Bundesministerium für wirtschaftliche Zusammenarbeit und Entwicklung (BMZ) - Sondereinheit "EINEWELT ohne Hunger" (SEWoH)
Prof. Dr. Gabriele Beckmann, Erik Engel, Anja Kühn, Marghitta Minnah, Dr. Susanne Neubert (Projektleitung/Ansprechpartnerin), Prof. Dr. Theo Rauch, Dr. Simone Rettberg, Daniela Richter, Anja Schelchen, Alfons Üllenberg
Dr. Malte Steinbrink, Universität Osnabrück; Prof. Dr. Harald Grethe, Albrecht Daniel Thaer-Institut der Humboldt-Universität; Prof. Dr. Beate Lohnert, Universität Bayreuth
2014 bis 2017
Ländlicher Strukturwandel wird durch unterschiedliche Trends und Treiber charakterisiert. In Europa und Ostasien wurde der ländliche und landwirtschaftliche Strukturwandel im 19. und 20. Jahrhundert besonders durch die Produktivitätszunahme in der Landwirtschaft und die Industrialisierung angetrieben. Durch Mechanisierung und andere Technologien wurden Arbeitskräfte auf dem Lande freigesetzt, die in die Städte migrierten und dort teilweise in den wachsenden Industriebetrieben neue Beschäftigung fanden. Komplementär wuchsen die landwirtschaftlichen Betriebsgrößen an und so konnten Skaleneffekte genutzt werden, durch die ein relativer Wohlstand auf dem Lande erzielt oder gehalten werden konnte. Die Einkommensunterschiede zwischen Land- und Stadtbevölkerung blieben dabei begrenzt. Die Anzahl der landwirtschaftlichen Betriebe nahm und nimmt kontinuierlich ab. Trotz sozialer Verwerfungen kam es nicht zu einer massenhaften Verarmung der ländlichen oder städtischen Bevölkerung.

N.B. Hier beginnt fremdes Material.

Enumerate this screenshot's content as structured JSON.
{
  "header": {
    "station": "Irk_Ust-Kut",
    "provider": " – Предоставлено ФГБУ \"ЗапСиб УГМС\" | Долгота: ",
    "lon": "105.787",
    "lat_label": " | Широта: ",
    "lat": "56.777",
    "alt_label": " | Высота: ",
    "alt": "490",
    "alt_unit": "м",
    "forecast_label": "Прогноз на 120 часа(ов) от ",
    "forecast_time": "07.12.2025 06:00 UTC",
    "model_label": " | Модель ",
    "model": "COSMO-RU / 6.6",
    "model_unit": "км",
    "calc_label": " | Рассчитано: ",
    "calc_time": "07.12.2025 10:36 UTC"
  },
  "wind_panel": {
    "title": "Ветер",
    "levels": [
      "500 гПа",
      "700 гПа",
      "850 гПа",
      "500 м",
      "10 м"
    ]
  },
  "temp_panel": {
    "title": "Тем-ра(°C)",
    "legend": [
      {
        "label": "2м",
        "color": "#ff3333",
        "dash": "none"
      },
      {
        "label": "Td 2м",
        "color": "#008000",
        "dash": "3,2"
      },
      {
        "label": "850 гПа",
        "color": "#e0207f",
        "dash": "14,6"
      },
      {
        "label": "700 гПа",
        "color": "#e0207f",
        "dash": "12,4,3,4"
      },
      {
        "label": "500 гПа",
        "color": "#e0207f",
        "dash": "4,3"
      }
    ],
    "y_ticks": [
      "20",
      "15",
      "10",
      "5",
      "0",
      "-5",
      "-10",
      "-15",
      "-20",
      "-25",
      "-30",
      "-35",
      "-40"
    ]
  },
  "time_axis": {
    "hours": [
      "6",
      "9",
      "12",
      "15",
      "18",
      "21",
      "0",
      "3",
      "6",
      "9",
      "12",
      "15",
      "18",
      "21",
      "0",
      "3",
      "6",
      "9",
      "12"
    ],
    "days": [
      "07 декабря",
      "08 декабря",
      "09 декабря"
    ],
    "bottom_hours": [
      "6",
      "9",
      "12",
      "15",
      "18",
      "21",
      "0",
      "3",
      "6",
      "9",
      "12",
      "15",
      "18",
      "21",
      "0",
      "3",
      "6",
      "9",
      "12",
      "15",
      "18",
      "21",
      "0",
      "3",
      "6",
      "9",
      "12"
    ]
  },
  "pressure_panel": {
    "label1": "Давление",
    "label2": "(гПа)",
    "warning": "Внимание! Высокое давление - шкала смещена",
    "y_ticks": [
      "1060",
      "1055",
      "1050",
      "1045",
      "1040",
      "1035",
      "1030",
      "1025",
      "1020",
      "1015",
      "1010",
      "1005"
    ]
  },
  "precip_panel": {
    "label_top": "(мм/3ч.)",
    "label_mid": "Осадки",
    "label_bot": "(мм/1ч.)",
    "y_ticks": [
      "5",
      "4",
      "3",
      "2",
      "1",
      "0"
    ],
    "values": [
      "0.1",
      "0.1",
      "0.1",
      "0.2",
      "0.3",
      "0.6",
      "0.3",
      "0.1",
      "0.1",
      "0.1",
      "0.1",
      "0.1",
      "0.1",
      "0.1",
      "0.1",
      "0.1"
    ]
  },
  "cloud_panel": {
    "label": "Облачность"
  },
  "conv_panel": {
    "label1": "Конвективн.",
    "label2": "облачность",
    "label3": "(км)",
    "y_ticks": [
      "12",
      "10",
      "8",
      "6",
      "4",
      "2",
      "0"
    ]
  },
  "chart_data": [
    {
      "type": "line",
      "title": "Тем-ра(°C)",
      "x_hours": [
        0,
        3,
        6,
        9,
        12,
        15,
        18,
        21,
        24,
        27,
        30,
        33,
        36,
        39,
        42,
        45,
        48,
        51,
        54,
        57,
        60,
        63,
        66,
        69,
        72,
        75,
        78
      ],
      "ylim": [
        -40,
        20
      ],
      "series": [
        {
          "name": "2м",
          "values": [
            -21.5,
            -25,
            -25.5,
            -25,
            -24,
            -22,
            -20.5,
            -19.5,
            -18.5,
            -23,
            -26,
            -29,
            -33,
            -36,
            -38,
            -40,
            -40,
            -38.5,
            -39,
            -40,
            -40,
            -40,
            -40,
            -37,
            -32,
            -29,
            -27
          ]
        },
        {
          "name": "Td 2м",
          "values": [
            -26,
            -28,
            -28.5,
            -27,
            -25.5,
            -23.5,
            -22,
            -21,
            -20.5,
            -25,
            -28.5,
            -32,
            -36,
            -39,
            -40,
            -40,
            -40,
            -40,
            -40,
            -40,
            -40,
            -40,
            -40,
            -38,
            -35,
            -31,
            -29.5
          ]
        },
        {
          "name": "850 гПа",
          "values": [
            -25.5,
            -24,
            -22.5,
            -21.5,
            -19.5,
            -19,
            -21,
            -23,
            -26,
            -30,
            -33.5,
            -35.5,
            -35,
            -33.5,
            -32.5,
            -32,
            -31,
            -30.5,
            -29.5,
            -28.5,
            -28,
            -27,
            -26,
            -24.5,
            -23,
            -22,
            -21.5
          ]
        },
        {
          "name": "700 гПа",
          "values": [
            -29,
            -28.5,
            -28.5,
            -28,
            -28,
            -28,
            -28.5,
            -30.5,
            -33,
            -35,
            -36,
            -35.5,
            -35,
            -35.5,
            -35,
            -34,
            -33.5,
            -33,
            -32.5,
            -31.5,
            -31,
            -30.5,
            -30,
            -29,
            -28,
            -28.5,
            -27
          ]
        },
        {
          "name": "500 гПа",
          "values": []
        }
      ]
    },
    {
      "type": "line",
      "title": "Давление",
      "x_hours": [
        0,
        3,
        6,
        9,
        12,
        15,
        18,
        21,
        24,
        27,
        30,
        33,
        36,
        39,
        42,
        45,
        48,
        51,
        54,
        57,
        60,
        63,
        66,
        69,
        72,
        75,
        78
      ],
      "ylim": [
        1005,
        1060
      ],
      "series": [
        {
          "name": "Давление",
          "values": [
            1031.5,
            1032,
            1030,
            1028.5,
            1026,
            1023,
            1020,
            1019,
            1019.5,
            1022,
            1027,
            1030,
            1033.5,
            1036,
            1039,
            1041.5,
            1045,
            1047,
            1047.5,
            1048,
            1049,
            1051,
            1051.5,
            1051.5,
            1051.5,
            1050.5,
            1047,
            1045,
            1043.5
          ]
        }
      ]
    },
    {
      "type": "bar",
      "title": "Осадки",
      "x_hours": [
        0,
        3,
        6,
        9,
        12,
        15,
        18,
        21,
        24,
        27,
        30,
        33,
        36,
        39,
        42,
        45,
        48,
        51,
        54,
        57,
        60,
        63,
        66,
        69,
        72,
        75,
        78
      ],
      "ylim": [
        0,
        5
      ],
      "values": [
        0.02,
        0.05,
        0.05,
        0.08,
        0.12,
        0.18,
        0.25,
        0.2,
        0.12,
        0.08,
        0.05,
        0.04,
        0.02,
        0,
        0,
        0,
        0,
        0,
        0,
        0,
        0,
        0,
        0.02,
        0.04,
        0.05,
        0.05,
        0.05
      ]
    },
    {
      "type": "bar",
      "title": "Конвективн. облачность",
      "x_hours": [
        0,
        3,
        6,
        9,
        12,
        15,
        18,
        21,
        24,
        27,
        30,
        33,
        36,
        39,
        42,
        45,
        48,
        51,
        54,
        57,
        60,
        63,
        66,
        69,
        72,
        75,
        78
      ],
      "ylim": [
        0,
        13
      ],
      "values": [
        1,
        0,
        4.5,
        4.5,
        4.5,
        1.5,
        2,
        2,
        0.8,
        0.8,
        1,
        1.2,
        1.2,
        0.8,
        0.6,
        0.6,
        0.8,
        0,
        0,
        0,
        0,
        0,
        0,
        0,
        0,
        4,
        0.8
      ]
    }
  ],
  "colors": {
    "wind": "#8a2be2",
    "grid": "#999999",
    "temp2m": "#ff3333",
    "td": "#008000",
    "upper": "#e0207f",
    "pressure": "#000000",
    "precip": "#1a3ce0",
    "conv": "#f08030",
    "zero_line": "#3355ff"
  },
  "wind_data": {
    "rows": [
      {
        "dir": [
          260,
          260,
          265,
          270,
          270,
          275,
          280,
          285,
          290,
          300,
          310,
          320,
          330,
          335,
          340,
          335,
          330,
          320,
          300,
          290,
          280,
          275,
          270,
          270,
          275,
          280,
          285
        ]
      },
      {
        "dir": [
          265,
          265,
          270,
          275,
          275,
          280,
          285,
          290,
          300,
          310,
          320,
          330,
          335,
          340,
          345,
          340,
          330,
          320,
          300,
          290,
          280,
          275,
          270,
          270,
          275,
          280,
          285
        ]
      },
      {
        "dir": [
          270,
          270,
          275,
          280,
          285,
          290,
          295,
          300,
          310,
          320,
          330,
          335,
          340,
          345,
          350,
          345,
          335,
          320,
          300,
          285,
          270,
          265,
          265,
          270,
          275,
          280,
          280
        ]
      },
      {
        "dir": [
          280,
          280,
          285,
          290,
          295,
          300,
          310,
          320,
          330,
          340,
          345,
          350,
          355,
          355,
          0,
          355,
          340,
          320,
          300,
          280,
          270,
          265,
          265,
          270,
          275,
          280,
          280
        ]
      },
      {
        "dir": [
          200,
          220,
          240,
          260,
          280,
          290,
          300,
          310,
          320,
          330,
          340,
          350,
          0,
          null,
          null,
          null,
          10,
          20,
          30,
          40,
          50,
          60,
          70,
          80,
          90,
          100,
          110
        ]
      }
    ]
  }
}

Das Seminar für ländliche Entwicklung (SLE) der Humboldt-Universität zu Berlin forscht zu diesem Thema. Dabei steht nicht die Frage im Mittelpunkt, welche Chancen und Risiken mit ländlichem Strukturwandel allgemein einhergehen. Vielmehr untersucht das SLE, ob es einen spezifischen ländlichen Strukturwandel in Afrika gibt, der sich von dem europäischen und ostasiatischen unterscheidet und wie die identifizierten Veränderungen, seien sie strukturell oder nicht, sozial inklusiver und ökologisch nachhaltiger gestaltet werden können.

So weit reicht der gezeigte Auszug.